Help from a Regex Guru?

goemon · 01-28-2007, 09:38 PM

Hi, I'm not really new to Linux but usually use GUIs and am gradually coming out of my shell (pun intended). I'm trying to use SED to insert some semicolons into a vocabulary file that's got some Japanese and English words in it. The file is in the following format:

Kanjicharacters: Kanacharacters Englishdef1; Englishdef2;

And I need it to become:

Kanjicharacters: Kanacharacters; Englishdef1; Englishdef2;

(The first has 2 semicolons, the second has an additional one after
the "Kanacharacters")

Here's the real deal:

無料: むりょう free; no charge;
酒: さけ alcohol; sake;

Would become:
無料: むりょう; free; no charge;
酒: さけ; alcohol; sake;

I've tried numerous combinations of regexs and am getting nowhere. Anyone out there have an idea?

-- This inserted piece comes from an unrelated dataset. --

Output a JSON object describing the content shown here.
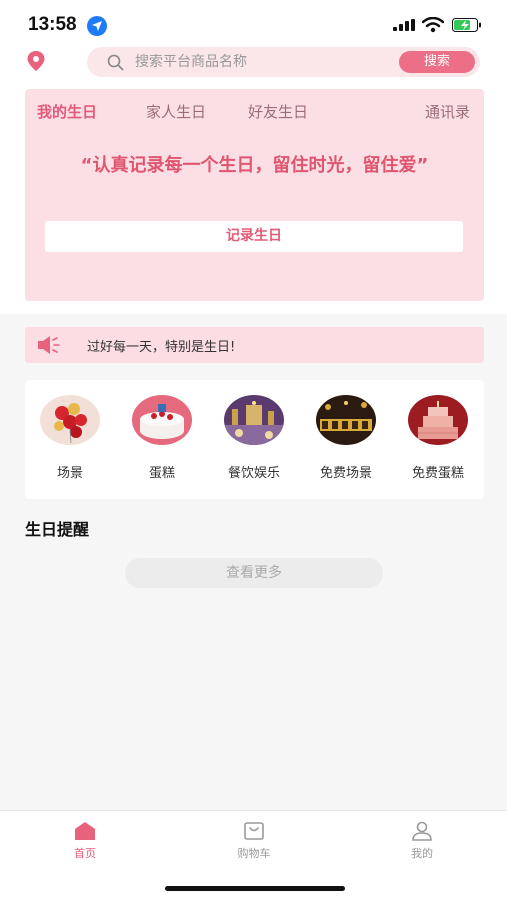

One possibility might be to put a semicolon before the second space in each line (after ensuring that there are no double spaces in the file). This ought to be simple but I'm just not getting it...sigh.

Any help would be great. Thank you...

homey · 01-28-2007, 10:00 PM

While I am certainly no guru, this may just work for you ...

Code:

cat file.txt
Kanjicharacters: Kanacharacters Englishdef1; Englishdef2;
Kanjicharacters: Kanacharacters Englishdef1; Englishdef2;
Kanjicharacters: Kanacharacters Englishdef1; Englishdef2;

sed 's/ /; /2' file.txt
Kanjicharacters: Kanacharacters; Englishdef1; Englishdef2;
Kanjicharacters: Kanacharacters; Englishdef1; Englishdef2;
Kanjicharacters: Kanacharacters; Englishdef1; Englishdef2;

goemon · 01-28-2007, 10:18 PM

Okay, that was absurdly simple. Thank you so much...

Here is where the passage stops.